Rapporte le communiqué.

Or, il se trouve, comme le rappelle AI, que Ziad Fakraoui a déjà été arrêté en 2005, jugé puis condamné à douze ans d’emprisonnement en décembre 2007 - peine ramenée à 3 ans après appel en mai 2008 - pour les mêmes faits qui lui sont reprochés aujourd’hui. C’est donc pour répondre aux mêmes accusations qu’il a été présenté devant le juge d’instruction au mépris du droit tunisien ainsi qu’au mépris de toutes les conventions internationales condamnant les peines multiples (voir le documentaire sur le drame des peines multiples en Tunisie). Cette entorse flagrante au droit n’est pas la seule commise à l’encontre de M Fakraoui par les autorités tunisiennes. « Le fait que personne n’ait été informé du lieu où il était détenu signifie qu’il a été détenu au secret pendant plus longtemps que la période de six jours autorisée par la loi tunisienne. » Précise Amnesty international.

Craignant pour sa sécurité, l’organisation à par ailleurs lancé un appel pour soutenir le prisonnier en exprimant dans un communiqué reçu par email le 3 juillet 2008 (le communiqué en anglais), « ses craintes de tortures et mauvais traitements » dont pourrait être victime M Fakraoui, rappelant l’article 13 du code de procédures criminelles tunisien qui stipule que :
« Les suspects ne peuvent être détenus par la police ou par la gendarmerie nationale pendant plus de trois jours.
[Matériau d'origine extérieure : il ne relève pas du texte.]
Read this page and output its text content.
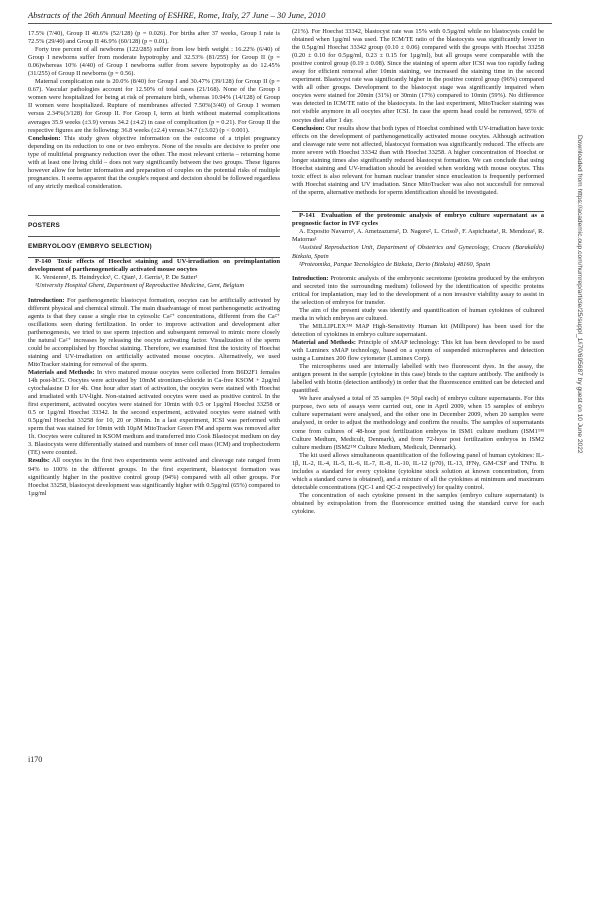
Abstracts of the 26th Annual Meeting of ESHRE, Rome, Italy, 27 June – 30 June, 2010

17.5% (7/40), Group II 40.6% (52/128) (p = 0.026). For births after 37 weeks, Group I rate is 72.5% (29/40) and Group II 46.9% (60/128) (p = 0.01).

Forty tree percent of all newborns (122/285) suffer from low birth weight : 16.22% (6/40) of Group I newborns suffer from moderate hypotrophy and 32.53% (81/255) for Group II (p = 0.06)whereas 10% (4/40) of Group I newborns suffer from severe hypotrophy as do 12.45% (31/255) of Group II newborns (p = 0.56).

Maternal complication rate is 20.0% (8/40) for Group I and 30.47% (39/128) for Group II (p = 0.67). Vascular pathologies account for 12.50% of total cases (21/168). None of the Group I women were hospitalized for being at risk of premature birth, whereas 10.94% (14/128) of Group II women were hospitalized. Rupture of membranes affected 7.50%(3/40) of Group I women versus 2.34%(3/128) for Group II. For Group I, term at birth without maternal complications averages 35.9 weeks (±3.9) versus 34.2 (±4.2) in case of complication (p = 0.21). For Group II the respective figures are the following: 36.8 weeks (±2.4) versus 34.7 (±3.02) (p < 0.001).

Conclusion: This study gives objective information on the outcome of a triplet pregnancy depending on its reduction to one or two embryos. None of the results are decisive to prefer one type of multifetal pregnancy reduction over the other. The most relevant criteria – returning home with at least one living child – does not vary significantly between the two groups. These figures however allow for better information and preparation of couples on the potential risks of multiple pregnancies. It seems apparent that the couple's request and decision should be followed regardless of any strictly medical consideration.

POSTERS
EMBRYOLOGY (EMBRYO SELECTION)

P-140 Toxic effects of Hoechst staining and UV-irradiation on preimplantation development of parthenogenetically activated mouse oocytes

K. Versieren¹, B. Heindryckx¹, C. Qian¹, J. Gerris¹, P. De Sutter¹

¹University Hospital Ghent, Department of Reproductive Medicine, Gent, Belgium

Introduction: For parthenogenetic blastocyst formation, oocytes can be artificially activated by different physical and chemical stimuli. The main disadvantage of most parthenogenetic activating agents is that they cause a single rise in cytosolic Ca²⁺ concentrations, different from the Ca²⁺ oscillations seen during fertilization. In order to improve activation and development after parthenogenesis, we tried to use sperm injection and subsequent removal to mimic more closely the natural Ca²⁺ increases by releasing the oocyte activating factor. Visualization of the sperm could be accomplished by Hoechst staining. Therefore, we examined first the toxicity of Hoechst staining and UV-irradiation on artificially activated mouse oocytes. Alternatively, we used MitoTracker staining for removal of the sperm.

Materials and Methods: In vivo matured mouse oocytes were collected from B6D2F1 females 14h post-hCG. Oocytes were activated by 10mM strontium-chloride in Ca-free KSOM + 2µg/ml cytochalasine D for 4h. One hour after start of activation, the oocytes were stained with Hoechst and irradiated with UV-light. Non-stained activated oocytes were used as positive control. In the first experiment, activated oocytes were stained for 10min with 0.5 or 1µg/ml Hoechst 33258 or 0.5 or 1µg/ml Hoechst 33342. In the second experiment, activated oocytes were stained with 0.5µg/ml Hoechst 33258 for 10, 20 or 30min. In a last experiment, ICSI was performed with sperm that was stained for 10min with 10µM MitoTracker Green FM and sperm was removed after 1h. Oocytes were cultured in KSOM medium and transferred into Cook Blastocyst medium on day 3. Blastocysts were differentially stained and numbers of inner cell mass (ICM) and trophectoderm (TE) were counted.

Results: All oocytes in the first two experiments were activated and cleavage rate ranged from 94% to 100% in the different groups. In the first experiment, blastocyst formation was significantly higher in the positive control group (94%) compared with all other groups. For Hoechst 33258, blastocyst development was significantly higher with 0.5µg/ml (65%) compared to 1µg/ml

(21%). For Hoechst 33342, blastocyst rate was 15% with 0.5µg/ml while no blastocysts could be obtained when 1µg/ml was used. The ICM/TE ratio of the blastocysts was significantly lower in the 0.5µg/ml Hoechst 33342 group (0.10 ± 0.06) compared with the groups with Hoechst 33258 (0.20 ± 0.10 for 0.5µg/ml, 0.23 ± 0.15 for 1µg/ml), but all groups were comparable with the positive control group (0.19 ± 0.08). Since the staining of sperm after ICSI was too rapidly fading away for efficient removal after 10min staining, we increased the staining time in the second experiment. Blastocyst rate was significantly higher in the positive control group (96%) compared with all other groups. Development to the blastocyst stage was significantly impaired when oocytes were stained for 20min (31%) or 30min (17%) compared to 10min (59%). No difference was detected in ICM/TE ratio of the blastocysts. In the last experiment, MitoTracker staining was not visible anymore in all oocytes after ICSI. In case the sperm head could be removed, 95% of oocytes died after 1 day.

Conclusion: Our results show that both types of Hoechst combined with UV-irradiation have toxic effects on the development of parthenogenetically activated mouse oocytes. Although activation and cleavage rate were not affected, blastocyst formation was significantly reduced. The effects are more severe with Hoechst 33342 than with Hoechst 33258. A higher concentration of Hoechst or longer staining times also significantly reduced blastocyst formation. We can conclude that using Hoechst staining and UV-irradiation should be avoided when working with mouse oocytes. This toxic effect is also relevant for human nuclear transfer since enucleation is frequently performed with Hoechst staining and UV irradiation. Since MitoTracker was also not succesfull for removal of the sperm, alternative methods for sperm identification should be investigated.

P-141 Evaluation of the proteomic analysis of embryo culture supernatant as a prognostic factor in IVF cycles

A. Exposito Navarro¹, A. Ametzazurra², D. Nagore², L. Crisol¹, F. Aspichueta¹, R. Mendoza¹, R. Matorras¹

¹Assisted Reproduction Unit, Department of Obstetrics and Gynecology, Cruces (Barakaldo) Bizkaia, Spain

²Proteomika, Parque Tecnológico de Bizkaia, Derio (Bizkaia) 48160, Spain

Introduction: Proteomic analysis of the embryonic secretome (proteins produced by the embryon and secreted into the surrounding medium) followed by the identification of specific proteins critical for implantation, may led to the development of a non invasive viability assay to assist in the selection of embryos for transfer.

The aim of the present study was identify and quantification of human cytokines of cultured media in which embryos are cultured.

The MILLIPLEX™ MAP High-Sensitivity Human kit (Millipore) has been used for the detection of cytokines in embryo culture supernatant.

Material and Methods: Principle of xMAP technology: This kit has been developed to be used with Luminex xMAP technology, based on a system of suspended microspheres and detection using a Luminex 200 flow cytometer (Luminex Corp).

The microspheres used are internally labelled with two fluorescent dyes. In the assay, the antigen present in the sample (cytokine in this case) binds to the capture antibody. The antibody is labelled with biotin (detection antibody) in order that the fluorescence emitted can be detected and quantified.

We have analysed a total of 35 samples (≈ 50µl each) of embryo culture supernatants. For this purpose, two sets of assays were carried out, one in April 2009, when 15 samples of embryo culture supernatant were analysed, and the other one in December 2009, when 20 samples were analysed, in order to adjust the methodology and confirm the results. The samples of supernatants come from cultures of 48-hour post fertilization embryos in ISM1 culture medium (ISM1™ Culture Medium, Medicult, Denmark), and from 72-hour post fertilization embryos in ISM2 culture medium (ISM2™ Culture Medium, Medicult, Denmark).

The kit used allows simultaneous quantification of the following panel of human cytokines: IL-1β, IL-2, IL-4, IL-5, IL-6, IL-7, IL-8, IL-10, IL-12 (p70), IL-13, IFNγ, GM-CSF and TNFα. It includes a standard for every cytokine (cytokine stock solution at known concentration, from which a standard curve is obtained), and a mixture of all the cytokines at minimum and maximum detectable concentrations (QC-1 and QC-2 respectively) for quality control.

The concentration of each cytokine present in the samples (embryo culture supernatant) is obtained by extrapolation from the fluorescence emitted using the standard curve for each cytokine.

i170
Downloaded from https://academic.oup.com/humrep/article/25/suppl_1/i70/695687 by guest on 10 June 2022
Le procureur public à le pouvoir d’étendre cette détention de trois jours supplémentaires « en cas de nécessité ». Les autorités sont obligées d’informer les prisonniers des poursuites engagées à leur encontre, la raison et la durée de leur détention et de leurs droits garantis par la loi, incluant le droit à un examen médical durant ou après la détention. Ils sont également tenus d’informer un membre de la famille proche du détenu de son arrestation et de sa détention. »

Comme nous venant de le voir et comme presque toujours, c’est plus au niveau des responsables de l’application de la loi qu’a la loi elle-même qu'incombe les pratiques les plus honteuses décriées ici par Amnesty international mais aussi ailleurs par d’autres organisations nationales et internationales. Encore une fois la justice tunisienne accepte de se salir les mains en effectuant les basses besognes d’un régime totalitaire qui a fait de l’intimidation, de la répression et de la torture un pilier de sa politique exercée en Tunisie depuis voilà maintenant plus de deux décennies.